The coverage of the studies varied widely, influenced to some extent by whether hospital data had to be collected directly (as in the Czech Republic and Hungary) or were already available from files that had been compiled by national or regional authorities. The size of the datasets varies widely, depending on the size of the study area and the period included.
Ideally, the studies would have covered complete countries and so been truly national. Only 2 studies were truly national, so the question arises in the remaining 6 countries of whether conversion factors estimated from sub-national studies can be generalised to the national data. The answer must vary from country to country, but in general the larger the study area the more likely the conversion factors are to be nationally representative.
The new common measurement unit is a non-fatal casualty with MAIS>=3. Most of these are recorded by the police as seriously injured, but the studies show that the police record some as slightly injured. Consequently, according to this definition the number of casualties C in a particular country is estimated as
C = N1 * police reported serious casualties + N2 * police reported slight casualties
where N1 and N2 vary from country to country. The overall factors from 7 studies are shown below (they could not be estimated in Austria because of data limitations). N2 is considerably smaller than N1.

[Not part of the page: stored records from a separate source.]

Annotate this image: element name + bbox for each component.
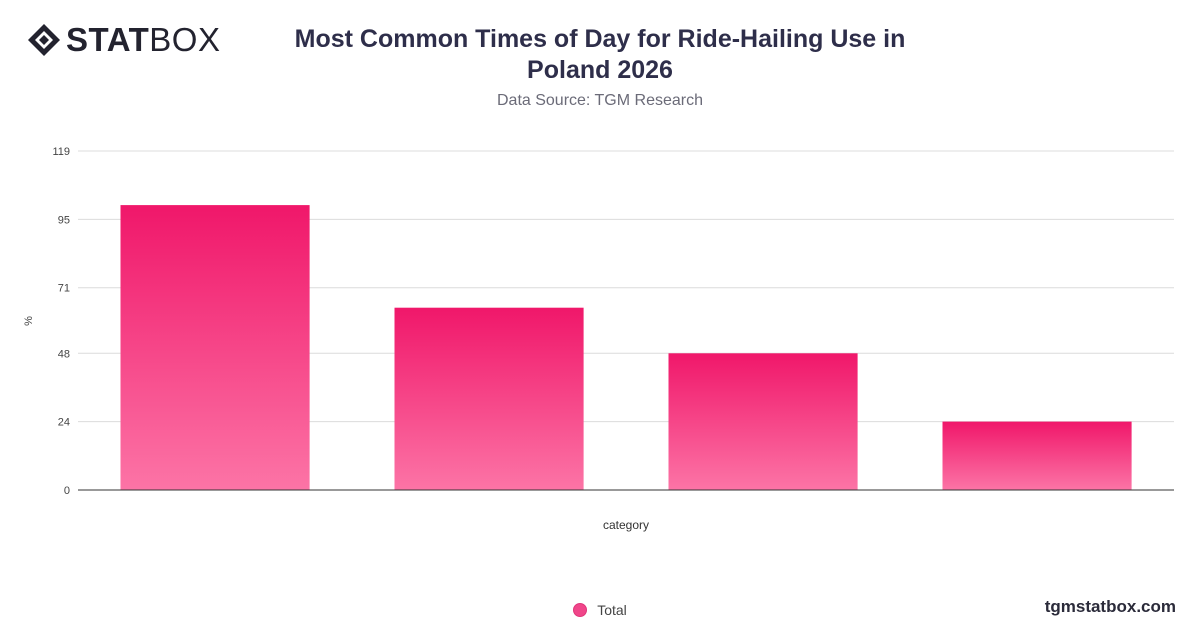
y-axis-label: % bbox=[23, 316, 35, 326]
y-tick-label: 48 bbox=[58, 348, 70, 360]
x-axis-label: category bbox=[603, 518, 649, 532]
logo-text-light: BOX bbox=[149, 21, 221, 58]
chart-title: Most Common Times of Day for Ride-Hailin… bbox=[294, 25, 906, 84]
logo-wordmark: STATBOX bbox=[66, 22, 220, 58]
y-tick-label: 71 bbox=[58, 283, 70, 295]
bar-3[interactable] bbox=[668, 353, 858, 490]
y-tick-label: 95 bbox=[58, 214, 70, 226]
legend-label-total: Total bbox=[597, 602, 627, 618]
axes: 0 24 48 71 95 119 bbox=[52, 146, 1174, 497]
legend-swatch-total bbox=[573, 603, 588, 617]
legend[interactable]: Total bbox=[0, 602, 1200, 618]
y-tick-label: 0 bbox=[64, 485, 70, 497]
bar-1[interactable] bbox=[120, 205, 310, 490]
site-url: tgmstatbox.com bbox=[1044, 597, 1176, 616]
bar-2[interactable] bbox=[394, 307, 584, 490]
statbox-diamond-icon bbox=[28, 24, 60, 56]
y-tick-label: 24 bbox=[58, 417, 70, 429]
bars bbox=[120, 205, 1132, 490]
bar-4[interactable] bbox=[942, 421, 1132, 490]
statbox-logo: STATBOX bbox=[26, 22, 220, 58]
y-tick-label: 119 bbox=[52, 146, 70, 158]
chart-subtitle: Data Source: TGM Research bbox=[496, 92, 703, 109]
logo-text-bold: STAT bbox=[66, 21, 150, 58]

It was originally envisaged that the conversion factors would be generalised to other countries, in order to increase the utility of the CARE database. However, the results have led to the conclusion that this would not provide reliable results. The only satisfactory approach would be to carry out comparable studies in as many countries as possible.
The results from the Dutch and UK studies have also shown that the conversion factors can change through time as police accident reporting practices evolve. Thus, studies need to be repeated regularly to update the factors.
In summary, the research that has been carried out in the course of SafetyNet Task 1.5 represents a significant step forward and allows for the first time the number of severely injured casualties to be compared meaningfully between countries. The goals of the research were ambitious, but the practical problems that were encountered have meant that some could not be achieved fully. The lessons that have been learnt will allow this type of study to be carried out more effectively in future.
The central problem of this type of study is of obtaining access to anonymised medical records. Access to these records for research purposes is often problematical. Modern linkage techniques such as those used in this study, however, make these data increasingly valuable. Ways need to be found to persuade the custodians of these data to allow them to be used for purposes that support the broader aims and welfare of society.